[Form 4] HEALTHSTREAM INC Insider Trading Activity
Rhea-AI Filing Summary
Robert A. Frist Jr., director, CEO and 10% owner of HealthStream, reported insider transactions on 09/29/2025. He had 1,087 shares of common stock issued on vesting of restricted share units (RSUs) at no cash cost and 265 shares were withheld to satisfy tax withholding at an effective price of $29.08 per share. After these transactions his reported beneficial ownership is shown as 4,750,589 shares (prior to the withholding reduction of 4,750,324 in one line). He also reports ownership of derivative RSUs totaling amounts that convert to 703 and 384 shares, and indirect holdings through multiple family trusts including a reported 595,000 shares held in a GST-exempt trust.
Positive
- 1,087 shares were issued on RSU vesting, increasing the reporting person's directly held common stock
- Reporting person retains substantial ownership (~4.75 million shares), including significant indirect trust holdings (595,000 in one trust)
Negative
- A portion of shares (265) were withheld to satisfy tax obligations, reducing the direct share count
- Transactions are routine compensation-related events and do not provide new liquidity or material change in ownership structure
Insights
TL;DR: Routine executive equity vesting with a small tax-related share withholding; no new cash purchases or disposals beyond withholding.

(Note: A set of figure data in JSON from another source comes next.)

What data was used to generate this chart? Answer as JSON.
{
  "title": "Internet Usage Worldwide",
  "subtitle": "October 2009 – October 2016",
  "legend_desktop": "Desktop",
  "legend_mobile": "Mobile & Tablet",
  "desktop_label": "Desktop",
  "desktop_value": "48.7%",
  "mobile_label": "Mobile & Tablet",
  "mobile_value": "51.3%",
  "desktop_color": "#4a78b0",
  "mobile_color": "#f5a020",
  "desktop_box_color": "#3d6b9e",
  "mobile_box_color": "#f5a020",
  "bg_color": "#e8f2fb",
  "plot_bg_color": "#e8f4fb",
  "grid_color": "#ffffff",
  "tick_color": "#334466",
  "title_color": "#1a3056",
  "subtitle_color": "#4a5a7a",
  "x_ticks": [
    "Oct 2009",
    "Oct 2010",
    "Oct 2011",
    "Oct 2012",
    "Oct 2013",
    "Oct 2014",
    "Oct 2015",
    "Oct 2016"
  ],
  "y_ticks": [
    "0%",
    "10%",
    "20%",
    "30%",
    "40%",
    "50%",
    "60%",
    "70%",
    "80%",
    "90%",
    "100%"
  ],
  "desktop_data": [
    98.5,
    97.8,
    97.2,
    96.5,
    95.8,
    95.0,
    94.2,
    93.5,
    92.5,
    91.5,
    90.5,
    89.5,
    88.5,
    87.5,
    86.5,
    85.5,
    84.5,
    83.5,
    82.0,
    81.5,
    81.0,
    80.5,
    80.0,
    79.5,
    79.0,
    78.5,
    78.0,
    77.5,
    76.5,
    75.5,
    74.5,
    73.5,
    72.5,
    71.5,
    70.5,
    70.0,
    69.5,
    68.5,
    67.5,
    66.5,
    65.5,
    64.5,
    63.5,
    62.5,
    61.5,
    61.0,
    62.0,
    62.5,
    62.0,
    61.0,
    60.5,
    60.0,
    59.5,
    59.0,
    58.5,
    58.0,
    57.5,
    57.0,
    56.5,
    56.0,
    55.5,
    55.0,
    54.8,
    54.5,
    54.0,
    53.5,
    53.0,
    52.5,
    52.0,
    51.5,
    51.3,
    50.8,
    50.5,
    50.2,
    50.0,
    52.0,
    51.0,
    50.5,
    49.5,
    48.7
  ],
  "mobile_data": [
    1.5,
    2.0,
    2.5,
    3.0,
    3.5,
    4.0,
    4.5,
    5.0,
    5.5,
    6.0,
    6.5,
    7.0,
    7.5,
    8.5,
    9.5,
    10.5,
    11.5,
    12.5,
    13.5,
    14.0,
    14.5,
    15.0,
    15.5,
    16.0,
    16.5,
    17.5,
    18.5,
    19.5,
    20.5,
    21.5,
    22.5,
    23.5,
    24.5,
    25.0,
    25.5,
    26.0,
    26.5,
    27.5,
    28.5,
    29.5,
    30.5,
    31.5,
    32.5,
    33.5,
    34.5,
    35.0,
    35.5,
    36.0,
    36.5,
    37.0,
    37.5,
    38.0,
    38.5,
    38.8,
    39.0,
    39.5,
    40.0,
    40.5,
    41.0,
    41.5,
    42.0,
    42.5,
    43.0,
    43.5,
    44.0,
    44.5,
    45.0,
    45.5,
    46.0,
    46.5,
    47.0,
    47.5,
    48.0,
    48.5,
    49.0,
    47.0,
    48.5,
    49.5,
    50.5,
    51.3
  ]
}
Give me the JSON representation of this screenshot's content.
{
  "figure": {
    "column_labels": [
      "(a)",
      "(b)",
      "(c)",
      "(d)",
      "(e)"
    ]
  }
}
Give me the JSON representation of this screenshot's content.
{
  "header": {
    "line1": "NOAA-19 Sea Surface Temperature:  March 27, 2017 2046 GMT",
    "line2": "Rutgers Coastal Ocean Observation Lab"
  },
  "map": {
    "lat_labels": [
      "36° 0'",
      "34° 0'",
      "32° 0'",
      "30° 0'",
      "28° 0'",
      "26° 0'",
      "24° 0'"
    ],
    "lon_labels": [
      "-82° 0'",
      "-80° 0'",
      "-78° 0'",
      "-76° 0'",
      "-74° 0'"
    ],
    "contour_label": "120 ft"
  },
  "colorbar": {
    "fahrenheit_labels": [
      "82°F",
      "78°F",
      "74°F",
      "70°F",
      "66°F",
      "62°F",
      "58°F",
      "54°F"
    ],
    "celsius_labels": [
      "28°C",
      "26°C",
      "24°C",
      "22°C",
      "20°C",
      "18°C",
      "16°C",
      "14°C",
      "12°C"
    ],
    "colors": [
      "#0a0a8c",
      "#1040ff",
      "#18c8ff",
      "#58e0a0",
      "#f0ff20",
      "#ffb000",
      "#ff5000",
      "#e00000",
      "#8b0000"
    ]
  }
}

The filing documents standard vesting of restricted share units producing 1,087 shares and a contemporaneous withholding of 265 shares to cover tax obligations at $29.08 per share. Reported beneficial ownership remains substantial at roughly 4.75 million shares. These items are common compensation mechanics and do not indicate a change in corporate control or a market-moving disposition.
TL;DR: Governance signals are neutral: executive is receiving compensation in company equity and retains material family trust holdings.
The report clarifies that RSUs follow multi-year vesting schedules and that the reporting person holds significant indirect positions through several trusts (including a 595,000-share trust). This underscores long-term alignment with shareholders but is procedural in nature and does not reflect an opportunistic sale or governance change.